Learn to Cope does not expect everyone to advocate publicly. It is their choice if they do and we always have opportunity’s available when someone wants to advocate or get involved.
I came out in 04, along with my son. Neither of us have regrets and yes we did this to get our dignity back. We didn’t just one day say “I think I would like to tell the world our situation” there were reasons for this.
Learn to Cope was born from that day on. It was a tough decision but people needed to know the story behind the story to create understanding. It created much more than that, this site and our meetings are called a “life line” to many. This website is National and was grown with out social media and lead by example and hard work by many.
Learn to Cope was born organically, it was not planned nor did I ever imagine it would become what it is today.

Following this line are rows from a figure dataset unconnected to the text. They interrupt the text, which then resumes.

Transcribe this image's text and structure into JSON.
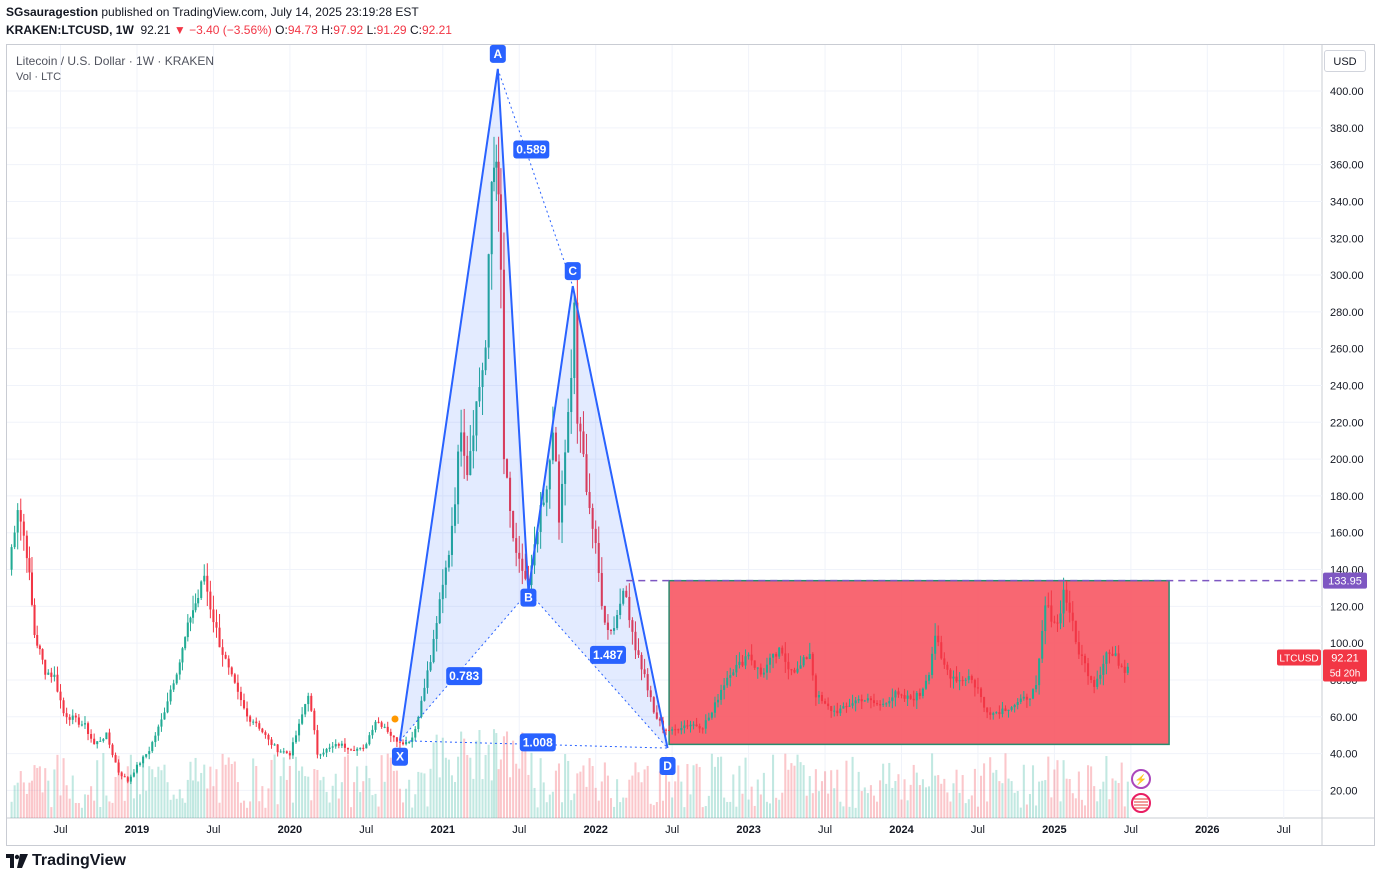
{
  "header": {
    "author": "SGsauragestion",
    "published_text": "published on TradingView.com, July 14, 2025 23:19:28 EST",
    "symbol": "KRAKEN:LTCUSD, 1W",
    "last": "92.21",
    "change": "−3.40 (−3.56%)",
    "o_label": "O:",
    "o": "94.73",
    "h_label": "H:",
    "h": "97.92",
    "l_label": "L:",
    "l": "91.29",
    "c_label": "C:",
    "c": "92.21"
  },
  "legend": {
    "title": "Litecoin / U.S. Dollar · 1W · KRAKEN",
    "volume": "Vol · LTC"
  },
  "currency_button": "USD",
  "price_tags": {
    "level_value": "133.95",
    "symbol_label": "LTCUSD",
    "last_value": "92.21",
    "countdown": "5d 20h"
  },
  "pattern": {
    "point_labels": [
      "X",
      "A",
      "B",
      "C",
      "D"
    ],
    "ratios": [
      "0.589",
      "0.783",
      "1.487",
      "1.008"
    ]
  },
  "colors": {
    "up": "#22ab94",
    "down": "#f23645",
    "pattern": "#2962ff",
    "zone": "#f7525f",
    "level": "#7e57c2"
  },
  "footer": {
    "logo_icon": "tradingview-logo-icon",
    "brand": "TradingView"
  },
  "chart_data": {
    "type": "candlestick",
    "timeframe": "1W",
    "y_ticks": [
      "20.00",
      "40.00",
      "60.00",
      "80.00",
      "100.00",
      "120.00",
      "140.00",
      "160.00",
      "180.00",
      "200.00",
      "220.00",
      "240.00",
      "260.00",
      "280.00",
      "300.00",
      "320.00",
      "340.00",
      "360.00",
      "380.00",
      "400.00"
    ],
    "ylim": [
      5,
      425
    ],
    "x_ticks": [
      "Jul",
      "2019",
      "Jul",
      "2020",
      "Jul",
      "2021",
      "Jul",
      "2022",
      "Jul",
      "2023",
      "Jul",
      "2024",
      "Jul",
      "2025",
      "Jul",
      "2026",
      "Jul"
    ],
    "x_tick_dates": [
      2018.5,
      2019.0,
      2019.5,
      2020.0,
      2020.5,
      2021.0,
      2021.5,
      2022.0,
      2022.5,
      2023.0,
      2023.5,
      2024.0,
      2024.5,
      2025.0,
      2025.5,
      2026.0,
      2026.5
    ],
    "xlim": [
      2018.15,
      2026.75
    ],
    "price_path": [
      [
        2018.16,
        140
      ],
      [
        2018.22,
        175
      ],
      [
        2018.28,
        150
      ],
      [
        2018.33,
        105
      ],
      [
        2018.4,
        85
      ],
      [
        2018.46,
        82
      ],
      [
        2018.52,
        62
      ],
      [
        2018.6,
        58
      ],
      [
        2018.66,
        55
      ],
      [
        2018.72,
        45
      ],
      [
        2018.8,
        50
      ],
      [
        2018.88,
        30
      ],
      [
        2018.94,
        25
      ],
      [
        2019.0,
        33
      ],
      [
        2019.08,
        42
      ],
      [
        2019.16,
        58
      ],
      [
        2019.22,
        75
      ],
      [
        2019.28,
        90
      ],
      [
        2019.35,
        115
      ],
      [
        2019.4,
        125
      ],
      [
        2019.44,
        137
      ],
      [
        2019.48,
        120
      ],
      [
        2019.54,
        100
      ],
      [
        2019.6,
        85
      ],
      [
        2019.66,
        72
      ],
      [
        2019.72,
        60
      ],
      [
        2019.78,
        57
      ],
      [
        2019.86,
        47
      ],
      [
        2019.92,
        42
      ],
      [
        2020.0,
        40
      ],
      [
        2020.06,
        55
      ],
      [
        2020.12,
        73
      ],
      [
        2020.18,
        40
      ],
      [
        2020.24,
        42
      ],
      [
        2020.32,
        45
      ],
      [
        2020.4,
        43
      ],
      [
        2020.48,
        42
      ],
      [
        2020.56,
        58
      ],
      [
        2020.62,
        55
      ],
      [
        2020.68,
        48
      ],
      [
        2020.72,
        47
      ],
      [
        2020.76,
        46
      ],
      [
        2020.8,
        49
      ],
      [
        2020.84,
        60
      ],
      [
        2020.88,
        78
      ],
      [
        2020.92,
        90
      ],
      [
        2020.96,
        112
      ],
      [
        2021.0,
        130
      ],
      [
        2021.04,
        150
      ],
      [
        2021.08,
        180
      ],
      [
        2021.12,
        220
      ],
      [
        2021.16,
        195
      ],
      [
        2021.22,
        230
      ],
      [
        2021.28,
        260
      ],
      [
        2021.32,
        350
      ],
      [
        2021.35,
        370
      ],
      [
        2021.38,
        300
      ],
      [
        2021.4,
        200
      ],
      [
        2021.44,
        170
      ],
      [
        2021.48,
        145
      ],
      [
        2021.52,
        140
      ],
      [
        2021.56,
        130
      ],
      [
        2021.6,
        150
      ],
      [
        2021.64,
        170
      ],
      [
        2021.68,
        180
      ],
      [
        2021.72,
        220
      ],
      [
        2021.76,
        165
      ],
      [
        2021.8,
        205
      ],
      [
        2021.84,
        240
      ],
      [
        2021.86,
        285
      ],
      [
        2021.88,
        220
      ],
      [
        2021.92,
        200
      ],
      [
        2022.0,
        150
      ],
      [
        2022.06,
        110
      ],
      [
        2022.12,
        108
      ],
      [
        2022.16,
        125
      ],
      [
        2022.2,
        125
      ],
      [
        2022.26,
        98
      ],
      [
        2022.32,
        82
      ],
      [
        2022.38,
        62
      ],
      [
        2022.44,
        54
      ],
      [
        2022.5,
        52
      ],
      [
        2022.56,
        55
      ],
      [
        2022.62,
        56
      ],
      [
        2022.7,
        55
      ],
      [
        2022.76,
        62
      ],
      [
        2022.82,
        75
      ],
      [
        2022.88,
        85
      ],
      [
        2022.94,
        88
      ],
      [
        2023.0,
        95
      ],
      [
        2023.04,
        88
      ],
      [
        2023.08,
        83
      ],
      [
        2023.14,
        90
      ],
      [
        2023.2,
        95
      ],
      [
        2023.26,
        88
      ],
      [
        2023.32,
        85
      ],
      [
        2023.4,
        95
      ],
      [
        2023.44,
        72
      ],
      [
        2023.5,
        66
      ],
      [
        2023.56,
        63
      ],
      [
        2023.62,
        64
      ],
      [
        2023.68,
        68
      ],
      [
        2023.74,
        70
      ],
      [
        2023.8,
        68
      ],
      [
        2023.86,
        66
      ],
      [
        2023.9,
        69
      ],
      [
        2023.96,
        72
      ],
      [
        2024.0,
        70
      ],
      [
        2024.06,
        70
      ],
      [
        2024.12,
        72
      ],
      [
        2024.18,
        85
      ],
      [
        2024.22,
        105
      ],
      [
        2024.26,
        90
      ],
      [
        2024.32,
        83
      ],
      [
        2024.38,
        80
      ],
      [
        2024.44,
        82
      ],
      [
        2024.5,
        75
      ],
      [
        2024.54,
        65
      ],
      [
        2024.6,
        62
      ],
      [
        2024.66,
        64
      ],
      [
        2024.72,
        66
      ],
      [
        2024.78,
        68
      ],
      [
        2024.84,
        72
      ],
      [
        2024.88,
        75
      ],
      [
        2024.92,
        105
      ],
      [
        2024.94,
        120
      ],
      [
        2024.98,
        115
      ],
      [
        2025.02,
        110
      ],
      [
        2025.06,
        128
      ],
      [
        2025.1,
        118
      ],
      [
        2025.14,
        100
      ],
      [
        2025.2,
        88
      ],
      [
        2025.26,
        78
      ],
      [
        2025.3,
        85
      ],
      [
        2025.34,
        95
      ],
      [
        2025.4,
        92
      ],
      [
        2025.46,
        86
      ],
      [
        2025.5,
        92
      ]
    ],
    "pattern_points": {
      "X": [
        2020.72,
        47
      ],
      "A": [
        2021.36,
        412
      ],
      "B": [
        2021.56,
        128
      ],
      "C": [
        2021.85,
        294
      ],
      "D": [
        2022.47,
        43
      ]
    },
    "zone": {
      "x0": 2022.48,
      "x1": 2025.75,
      "y0": 45,
      "y1": 133.95
    },
    "level": 133.95,
    "last_price": 92.21
  }
}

I am proud of my son and his life today, and I am proud of what Learn to Cope represents. Respect for others confidentiality is a must, we do not ask people to “go public” and when they do we are proud of them.
It’s those people who have done this in the past, and that do so now that should be commended for many reasons and also for saving many lives.
So, if you need support you do not have to worry about your privacy when attending one of our groups. It is one of the most important aspects of our network.